4. En deuxième lieu, aux termes de l'article L. 111-4 du code de l'urbanisme dans sa rédaction alors applicable : " Peuvent toutefois être autorisés en dehors des parties urbanisées de la commune : 1° L'adaptation, le changement de destination, la réfection, l'extension des constructions existantes ou la construction de bâtiments nouveaux à usage d'habitation à l'intérieur du périmètre regroupant les bâtiments d'une ancienne exploitation agricole, dans le respect des traditions architecturales locales ; 2° Les constructions et installations nécessaires à l'exploitation agricole, à des équipements collectifs dès lors qu'elles ne sont pas incompatibles avec l'exercice d'une activité agricole, pastorale ou forestière sur le terrain sur lequel elles sont implantées, à la réalisation d'aires d'accueil ou de terrains de passage des gens du voyage, à la mise en valeur des ressources naturelles et à la réalisation d'opérations d'intérêt national ; (..) ".

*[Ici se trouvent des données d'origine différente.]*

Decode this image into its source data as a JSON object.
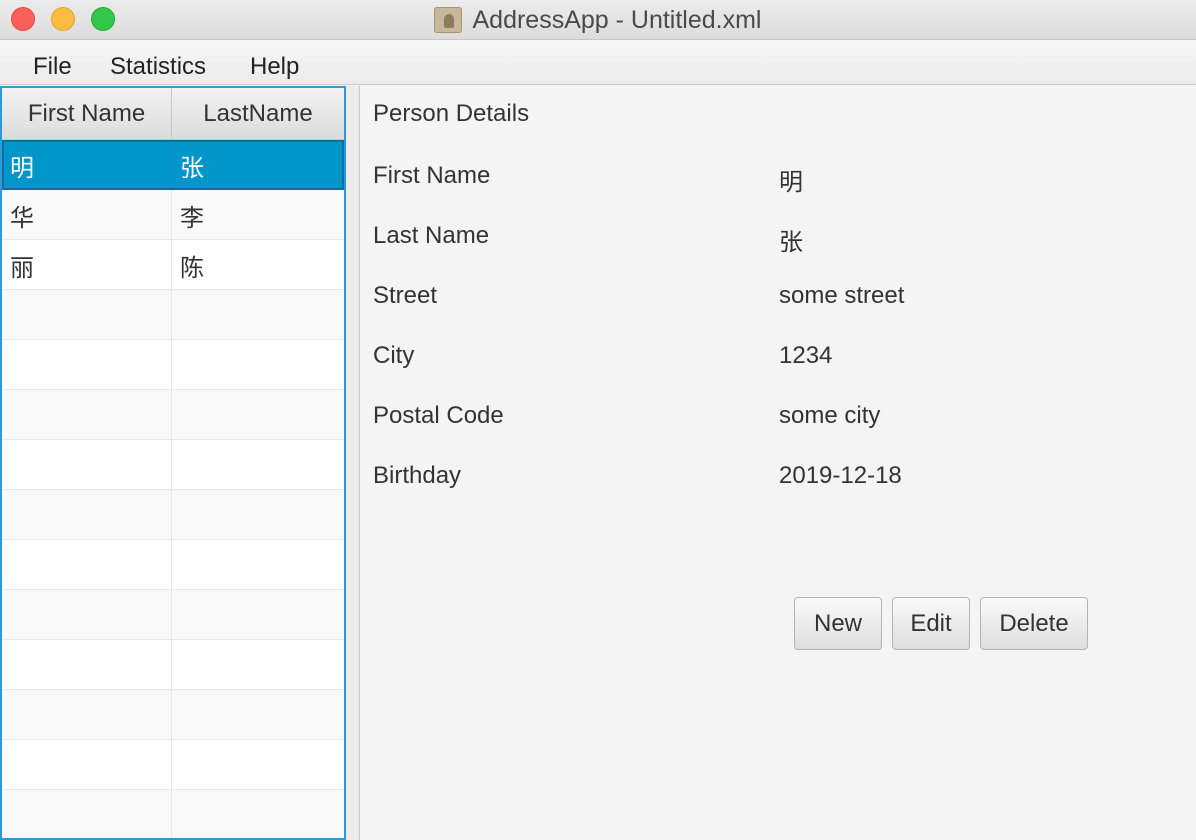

5. Il ressort des pièces du dossier que le projet litigieux est destiné à valoriser des intrants majoritairement d'origine agricole et que les digestats issus du processus de méthanisation seront épandus sur six exploitations agricoles. De plus, le projet permettra, outre la revente de la majeure partie de l'électricité produite, le chauffage des serres de production de spiruline du fils de M. B...F.... D'ailleurs, plus de 50% des parts de la société pétitionnaire sont détenues par un exploitant agricole et l'article L. 311-1 du code rural et de la pêche maritime dispose que la production, par un ou plusieurs exploitants agricoles, d'électricité par la méthanisation, lorsque cette production est issue pour au moins 50% de matières provenant d'exploitations agricoles, est réputée être une activité agricole. Dès lors, ce projet peut être regardé comme nécessaire à l'exploitation agricole au sens des dispositions précitées de l'article L. 111-4 du code de l'urbanisme. Ainsi, le moyen tiré de la méconnaissance de ces dispositions doit être écarté.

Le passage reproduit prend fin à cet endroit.